East Timor’s leaders received assurances in Washington Wednesday of continued U.S. support for their fledgling country’s independence and tried to push for an international war crimes tribunal to prosecute Indonesians who committed atrocities in the former territory.
Secretary of State Colin Powell voiced the Bush administration’s continued support for East Timor’s independence and economic reconstruction, said Jorge Ramos Horta, the Nobel Peace laureate, who met Powell with East Timor’s President Xanana Gusmao.
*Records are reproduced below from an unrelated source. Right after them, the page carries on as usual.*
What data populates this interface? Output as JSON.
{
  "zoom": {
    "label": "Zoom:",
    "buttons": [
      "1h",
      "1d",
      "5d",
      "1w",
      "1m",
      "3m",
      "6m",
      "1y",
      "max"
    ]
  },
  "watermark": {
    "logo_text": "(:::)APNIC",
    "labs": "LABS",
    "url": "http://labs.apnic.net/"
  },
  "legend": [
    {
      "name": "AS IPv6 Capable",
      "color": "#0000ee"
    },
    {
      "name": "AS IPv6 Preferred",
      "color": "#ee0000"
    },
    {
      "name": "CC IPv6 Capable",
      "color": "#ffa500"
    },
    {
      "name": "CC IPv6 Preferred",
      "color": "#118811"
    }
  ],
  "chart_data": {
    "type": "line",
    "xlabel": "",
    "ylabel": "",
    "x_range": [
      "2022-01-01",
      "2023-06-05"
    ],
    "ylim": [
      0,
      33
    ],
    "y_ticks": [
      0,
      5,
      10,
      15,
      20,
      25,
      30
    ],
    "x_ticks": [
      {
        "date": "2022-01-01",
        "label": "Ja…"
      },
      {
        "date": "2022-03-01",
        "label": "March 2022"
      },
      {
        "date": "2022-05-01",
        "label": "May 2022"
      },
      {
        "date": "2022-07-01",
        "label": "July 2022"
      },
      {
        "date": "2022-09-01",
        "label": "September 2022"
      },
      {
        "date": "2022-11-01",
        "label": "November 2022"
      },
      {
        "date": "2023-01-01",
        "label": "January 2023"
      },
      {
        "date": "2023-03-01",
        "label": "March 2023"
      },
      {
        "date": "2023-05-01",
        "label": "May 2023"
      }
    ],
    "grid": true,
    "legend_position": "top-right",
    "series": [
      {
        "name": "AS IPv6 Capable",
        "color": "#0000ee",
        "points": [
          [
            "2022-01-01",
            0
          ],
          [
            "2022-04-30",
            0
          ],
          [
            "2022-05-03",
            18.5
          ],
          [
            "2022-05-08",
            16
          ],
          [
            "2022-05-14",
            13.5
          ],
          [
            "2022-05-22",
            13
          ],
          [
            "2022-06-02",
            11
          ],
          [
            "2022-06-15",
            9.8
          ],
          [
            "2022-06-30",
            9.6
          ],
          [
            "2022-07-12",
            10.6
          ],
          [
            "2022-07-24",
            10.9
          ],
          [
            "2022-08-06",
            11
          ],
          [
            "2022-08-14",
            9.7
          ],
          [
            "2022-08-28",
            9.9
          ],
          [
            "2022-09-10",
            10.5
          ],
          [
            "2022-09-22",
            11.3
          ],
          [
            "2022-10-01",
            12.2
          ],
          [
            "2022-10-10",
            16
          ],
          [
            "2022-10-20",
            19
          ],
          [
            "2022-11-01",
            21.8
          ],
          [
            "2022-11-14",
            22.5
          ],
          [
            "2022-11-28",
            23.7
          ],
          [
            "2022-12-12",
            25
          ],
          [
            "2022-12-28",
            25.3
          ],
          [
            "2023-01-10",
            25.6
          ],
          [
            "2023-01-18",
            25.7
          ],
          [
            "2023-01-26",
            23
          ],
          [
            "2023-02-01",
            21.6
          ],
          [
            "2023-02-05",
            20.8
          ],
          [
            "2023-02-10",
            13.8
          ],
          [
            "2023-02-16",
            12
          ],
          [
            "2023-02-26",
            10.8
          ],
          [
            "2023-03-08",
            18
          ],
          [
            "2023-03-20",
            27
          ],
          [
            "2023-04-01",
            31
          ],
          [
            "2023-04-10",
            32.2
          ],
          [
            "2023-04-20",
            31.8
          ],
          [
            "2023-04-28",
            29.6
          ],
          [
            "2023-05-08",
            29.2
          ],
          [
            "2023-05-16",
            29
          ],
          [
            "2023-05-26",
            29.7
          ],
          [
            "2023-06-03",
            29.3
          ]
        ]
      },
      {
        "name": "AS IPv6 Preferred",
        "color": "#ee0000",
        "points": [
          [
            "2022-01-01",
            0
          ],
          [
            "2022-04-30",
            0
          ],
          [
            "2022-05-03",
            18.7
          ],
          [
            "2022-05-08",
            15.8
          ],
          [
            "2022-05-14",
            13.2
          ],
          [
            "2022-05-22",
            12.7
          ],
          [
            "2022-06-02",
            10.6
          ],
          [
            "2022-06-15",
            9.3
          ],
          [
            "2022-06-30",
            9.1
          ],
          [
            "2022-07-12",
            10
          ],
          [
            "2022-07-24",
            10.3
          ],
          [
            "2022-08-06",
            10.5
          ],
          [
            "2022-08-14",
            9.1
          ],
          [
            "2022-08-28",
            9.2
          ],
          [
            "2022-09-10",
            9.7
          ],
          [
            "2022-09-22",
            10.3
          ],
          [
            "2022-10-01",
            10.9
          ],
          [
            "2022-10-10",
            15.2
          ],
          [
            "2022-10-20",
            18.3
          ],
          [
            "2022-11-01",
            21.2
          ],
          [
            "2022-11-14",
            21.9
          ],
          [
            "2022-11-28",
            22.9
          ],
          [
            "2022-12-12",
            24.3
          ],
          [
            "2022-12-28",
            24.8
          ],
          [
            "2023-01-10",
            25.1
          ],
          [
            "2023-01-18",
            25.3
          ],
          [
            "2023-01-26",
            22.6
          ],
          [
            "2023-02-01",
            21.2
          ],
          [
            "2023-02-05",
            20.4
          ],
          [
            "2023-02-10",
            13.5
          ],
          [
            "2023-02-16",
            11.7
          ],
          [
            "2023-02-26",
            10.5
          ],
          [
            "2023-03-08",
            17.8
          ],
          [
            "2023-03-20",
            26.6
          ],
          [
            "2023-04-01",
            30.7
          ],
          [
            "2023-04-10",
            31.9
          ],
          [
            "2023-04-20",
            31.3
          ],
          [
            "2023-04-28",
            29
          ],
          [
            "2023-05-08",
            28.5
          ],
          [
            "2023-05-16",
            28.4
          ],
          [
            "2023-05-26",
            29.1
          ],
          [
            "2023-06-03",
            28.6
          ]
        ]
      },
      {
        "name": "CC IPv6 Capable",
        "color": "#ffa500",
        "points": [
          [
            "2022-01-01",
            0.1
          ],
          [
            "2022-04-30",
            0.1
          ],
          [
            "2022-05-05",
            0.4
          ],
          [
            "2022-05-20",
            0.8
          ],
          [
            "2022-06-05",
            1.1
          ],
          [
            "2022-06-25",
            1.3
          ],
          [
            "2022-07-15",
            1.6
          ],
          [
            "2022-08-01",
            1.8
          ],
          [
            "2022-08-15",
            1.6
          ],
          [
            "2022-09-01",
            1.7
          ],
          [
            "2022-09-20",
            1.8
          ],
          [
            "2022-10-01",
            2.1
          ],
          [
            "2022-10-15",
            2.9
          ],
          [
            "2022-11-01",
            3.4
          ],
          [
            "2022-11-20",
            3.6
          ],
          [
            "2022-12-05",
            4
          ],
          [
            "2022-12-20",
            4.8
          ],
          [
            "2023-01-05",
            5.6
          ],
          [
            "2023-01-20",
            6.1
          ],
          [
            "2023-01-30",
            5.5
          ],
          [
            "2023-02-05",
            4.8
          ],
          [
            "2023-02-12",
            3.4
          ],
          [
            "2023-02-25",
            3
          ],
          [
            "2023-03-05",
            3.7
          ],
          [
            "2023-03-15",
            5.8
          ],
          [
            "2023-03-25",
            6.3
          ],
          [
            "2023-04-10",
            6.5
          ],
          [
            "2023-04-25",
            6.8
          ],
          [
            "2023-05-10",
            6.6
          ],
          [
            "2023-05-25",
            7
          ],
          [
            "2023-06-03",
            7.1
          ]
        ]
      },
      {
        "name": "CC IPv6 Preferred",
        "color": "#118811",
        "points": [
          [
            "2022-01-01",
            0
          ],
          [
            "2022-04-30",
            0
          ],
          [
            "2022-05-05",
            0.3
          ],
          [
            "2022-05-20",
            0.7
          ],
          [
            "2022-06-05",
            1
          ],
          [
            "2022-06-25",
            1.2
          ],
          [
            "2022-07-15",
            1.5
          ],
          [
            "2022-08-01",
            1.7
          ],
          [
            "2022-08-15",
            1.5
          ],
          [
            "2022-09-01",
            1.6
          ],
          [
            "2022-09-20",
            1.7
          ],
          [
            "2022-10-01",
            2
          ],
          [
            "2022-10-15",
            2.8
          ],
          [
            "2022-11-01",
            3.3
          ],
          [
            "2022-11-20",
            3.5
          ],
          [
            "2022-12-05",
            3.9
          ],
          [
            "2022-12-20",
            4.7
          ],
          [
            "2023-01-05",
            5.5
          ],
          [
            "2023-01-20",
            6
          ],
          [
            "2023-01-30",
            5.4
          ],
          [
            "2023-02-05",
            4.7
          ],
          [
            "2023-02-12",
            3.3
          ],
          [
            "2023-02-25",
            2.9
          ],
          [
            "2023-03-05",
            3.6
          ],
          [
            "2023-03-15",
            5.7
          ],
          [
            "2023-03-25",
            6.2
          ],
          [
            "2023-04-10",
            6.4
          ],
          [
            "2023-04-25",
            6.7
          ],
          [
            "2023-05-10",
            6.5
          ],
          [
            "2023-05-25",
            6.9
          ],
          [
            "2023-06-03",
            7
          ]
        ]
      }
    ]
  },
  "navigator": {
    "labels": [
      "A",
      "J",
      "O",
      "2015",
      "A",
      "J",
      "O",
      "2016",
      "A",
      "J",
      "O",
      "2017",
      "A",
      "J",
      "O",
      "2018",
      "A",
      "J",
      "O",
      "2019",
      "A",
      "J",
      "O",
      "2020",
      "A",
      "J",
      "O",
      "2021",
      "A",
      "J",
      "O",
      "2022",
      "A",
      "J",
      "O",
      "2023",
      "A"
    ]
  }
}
“The message we got from the secretary of state is that there is going to be continuing visible engagement by the U.S. administration in East Timor to ensure that the process of transition to independence is secure and that East Timor can rebuild itself economically and democratically,” Ramos Horta told reporters.
“We came out of the meeting really very reassured,” he said.
Gusmao and Ramos Horta were to meet later with Deputy Defence Secretary Paul Wolfowitz and with several members of Congress on Thursday.
Ramos Horta said they would ask Wolfowitz to continue the U.S. military presence in East Timor, which consists of a military assistance group and frequent port visits by Navy vessels. Those contacts “send a positive message to the region”, Ramos Horta said.
The East Timorese, who made their marks as independence advocates against the long occupation by Indonesia of the former Portuguese colony, said they were voicing their “profound frustration and unhappiness” with the way the Indonesian government was handling the investigation and prosecution of alleged atrocities in East Timor.
“There is no alternative but for the (U.N.) Security Council and the secretary general of the United Nations to push for a war crimes tribunal,” Ramos Horta said.
The delegation will travel to New York to meet with Secretary General Kofi Annan following their Washington visit.